Les ouvriers étaient munis de ces lampes dont Davy a inventé le modèle : formées d’un tube de toile métallique qui enveloppe la flamme, cette toile refroidit suffisamment les gaz combustibles qui la traversent pour que leur inflammation ne puisse avoir lieu. Des lampes de divers genres étaient aussi accrochées aux wagonnets qui glissaient sur des rails, vides ou chargés de houille. À d’autres wagons des chevaux étaient attelés.

Tout à coup, une véritable canonnade fit retentir l’air et ébranla la mine dans ses fondements ; elle partait des chantiers où l’on allumait la poudre des trous de sonde. Une fumée épaisse déboucha bientôt de plusieurs galeries.

Mais cette fumée n’empêcha pas Jean de sentir une odeur de paille humide et de fourrage s’échappant d’un couloir et trahissant le voisinage des écuries. Jean s’engagea aussitôt dans ce couloir, sûr de ne pas se tromper, marchant vite sur la fine glu de charbon, — poussière noire qui empoissait un sol glissant troué par le sabot des chevaux.
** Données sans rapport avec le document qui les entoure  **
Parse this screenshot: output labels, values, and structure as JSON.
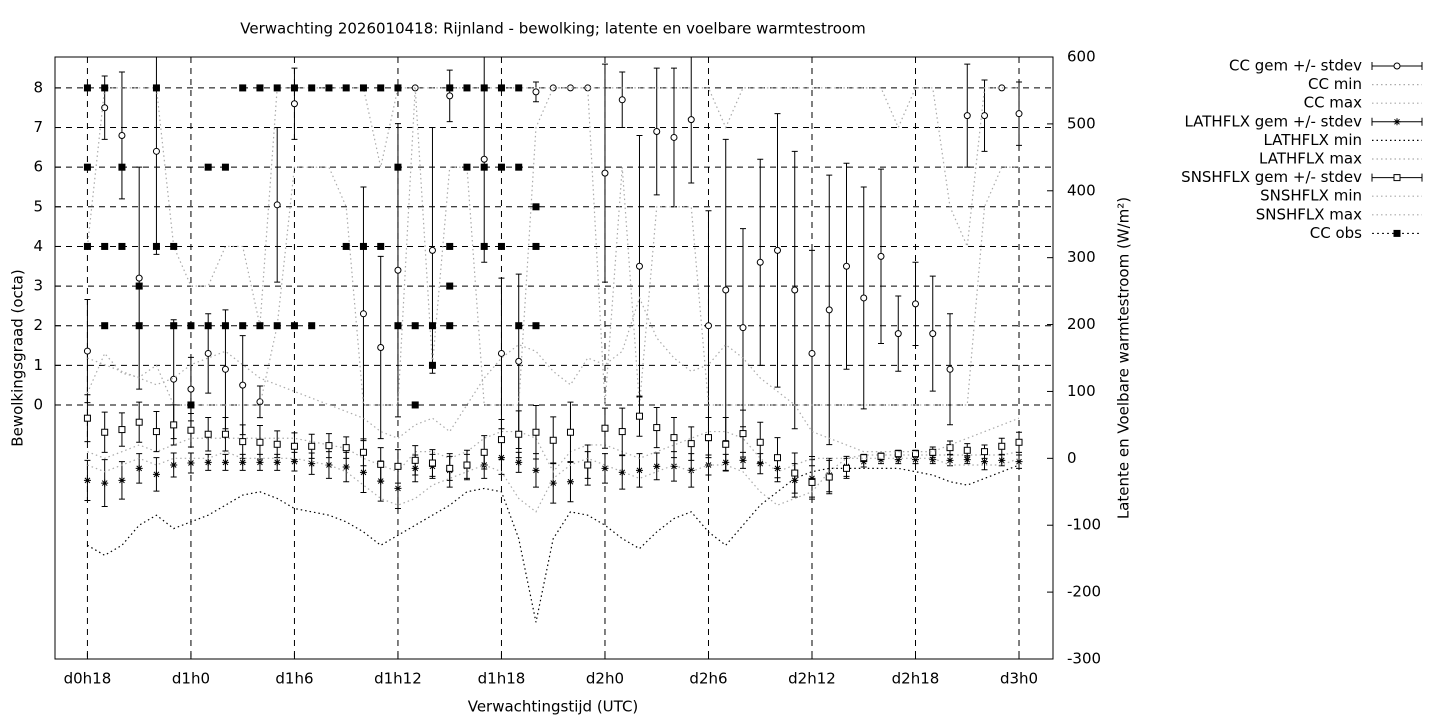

Sous une grande voûte — comme en une caverne de contrebandiers, — où des lueurs vacillantes et blafardes se dégageaient des lampes électriques, des chevaux alignés devant des rateliers arrachaient des brindilles d’herbes sèches, ou sommeillaient. Pauvres animaux ! leurs yeux, petits, fermés, s’étaient déshabitués de voir. On les plaindrait si tout l’intérêt, toute la compassion n’allait d’abord aux mineurs.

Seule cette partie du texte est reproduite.